Bellavista fits well with Tourtellot’s mission to save the world’s threatened travel destinations. If people can find inspiring travel experiences all around them, there will be less urge to flock to overcrowded places such as the pyramids in Egypt, the Grand Canyon or Kathmandu. ‘One of the best things about geotourism is how it reinforces the idea that you don’t have to go the ends of the Earth to find an unspoiled place,’ notes François Bédard, director of the Center of Excellence on Tourist Destinations, which is affiliated with the UN World Tourism Organization. ‘It’s about the character of a place – and almost any place can be of interest if it draws on its qualities.’

Tourtellot heard about Bellavista from Lake Sagaris, a Canadian journalist and activist who has lived here for many years. When I talk to her, I realise this area offers evidence for another key geotourism goal: that visitors can bring improvements to a struggling community. Bellavista, she says, has long been a raffish, rough-at-the-edges place where poor people, bohemians and other outsiders congregate – a rare occurrence in a society still feeling the lingering effects of the Pinochet era.

A few years ago, plans to plough a new highway through the neighbourhood seemed to doom this experiment in social diversity.

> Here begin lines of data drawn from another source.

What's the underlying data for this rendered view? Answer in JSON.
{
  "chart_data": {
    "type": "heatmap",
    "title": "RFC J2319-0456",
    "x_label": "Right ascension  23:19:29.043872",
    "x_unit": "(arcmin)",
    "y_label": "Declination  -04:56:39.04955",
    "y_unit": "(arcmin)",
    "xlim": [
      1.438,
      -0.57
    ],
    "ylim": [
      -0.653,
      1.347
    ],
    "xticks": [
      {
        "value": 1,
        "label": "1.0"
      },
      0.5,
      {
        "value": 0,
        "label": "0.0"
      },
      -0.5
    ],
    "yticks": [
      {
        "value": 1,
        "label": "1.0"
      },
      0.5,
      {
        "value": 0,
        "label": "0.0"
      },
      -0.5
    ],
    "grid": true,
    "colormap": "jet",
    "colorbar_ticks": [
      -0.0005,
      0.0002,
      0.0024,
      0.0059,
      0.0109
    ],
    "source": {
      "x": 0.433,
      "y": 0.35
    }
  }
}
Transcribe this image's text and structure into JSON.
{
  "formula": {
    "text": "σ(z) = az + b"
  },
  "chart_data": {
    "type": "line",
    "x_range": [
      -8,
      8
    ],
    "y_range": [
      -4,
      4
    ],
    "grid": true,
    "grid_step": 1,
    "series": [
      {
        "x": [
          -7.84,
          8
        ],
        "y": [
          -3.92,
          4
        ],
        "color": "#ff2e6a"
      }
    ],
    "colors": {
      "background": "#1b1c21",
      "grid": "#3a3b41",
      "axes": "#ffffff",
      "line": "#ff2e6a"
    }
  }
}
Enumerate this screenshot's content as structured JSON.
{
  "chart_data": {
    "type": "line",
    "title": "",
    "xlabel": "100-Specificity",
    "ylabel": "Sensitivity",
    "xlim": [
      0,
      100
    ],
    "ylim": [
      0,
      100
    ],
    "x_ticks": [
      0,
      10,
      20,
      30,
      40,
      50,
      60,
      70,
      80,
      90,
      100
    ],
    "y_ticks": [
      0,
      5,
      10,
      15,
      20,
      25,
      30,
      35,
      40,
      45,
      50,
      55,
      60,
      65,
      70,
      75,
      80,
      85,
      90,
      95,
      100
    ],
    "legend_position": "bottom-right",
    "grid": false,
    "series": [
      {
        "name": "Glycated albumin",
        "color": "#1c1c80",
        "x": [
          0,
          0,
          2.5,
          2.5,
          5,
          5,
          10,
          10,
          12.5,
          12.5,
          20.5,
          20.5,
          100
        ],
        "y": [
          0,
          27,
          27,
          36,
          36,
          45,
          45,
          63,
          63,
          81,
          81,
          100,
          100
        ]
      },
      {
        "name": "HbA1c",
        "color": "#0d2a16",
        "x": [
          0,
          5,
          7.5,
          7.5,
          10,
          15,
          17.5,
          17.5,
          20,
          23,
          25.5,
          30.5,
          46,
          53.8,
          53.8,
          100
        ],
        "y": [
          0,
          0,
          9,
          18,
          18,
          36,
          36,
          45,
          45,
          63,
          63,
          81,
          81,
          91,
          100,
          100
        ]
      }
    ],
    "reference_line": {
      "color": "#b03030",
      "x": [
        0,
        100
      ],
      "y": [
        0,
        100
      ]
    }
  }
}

No-one believed the project could be stopped, but the rebellious residents rose up anyway – and, to their surprise, won an agreement from government officials that the road would run underground, beneath Bellavista.

‘We saved the neighbourhood,’ Sagaris says, and set the stage for Ciudad Viva (‘Living City’), a grassroots coalition dedicated to revitalising Bellavista and other Santiago neighbourhoods. The group helps launch micro-businesses, renovates old buil­dings, turned a busy street into a pedestrian zone, encourages bicycle use and implements recycling programmes – all fuelled by the group’s sustainable urban tourism initiative, which promotes Bellavista as a lively, pedestrian-friendly place.

‘We’re glad that people want to see what we’ve done,’ Sagaris says. ‘They can come here to learn, have fun and be inspired. That’s the kind of tourism we are interested in.’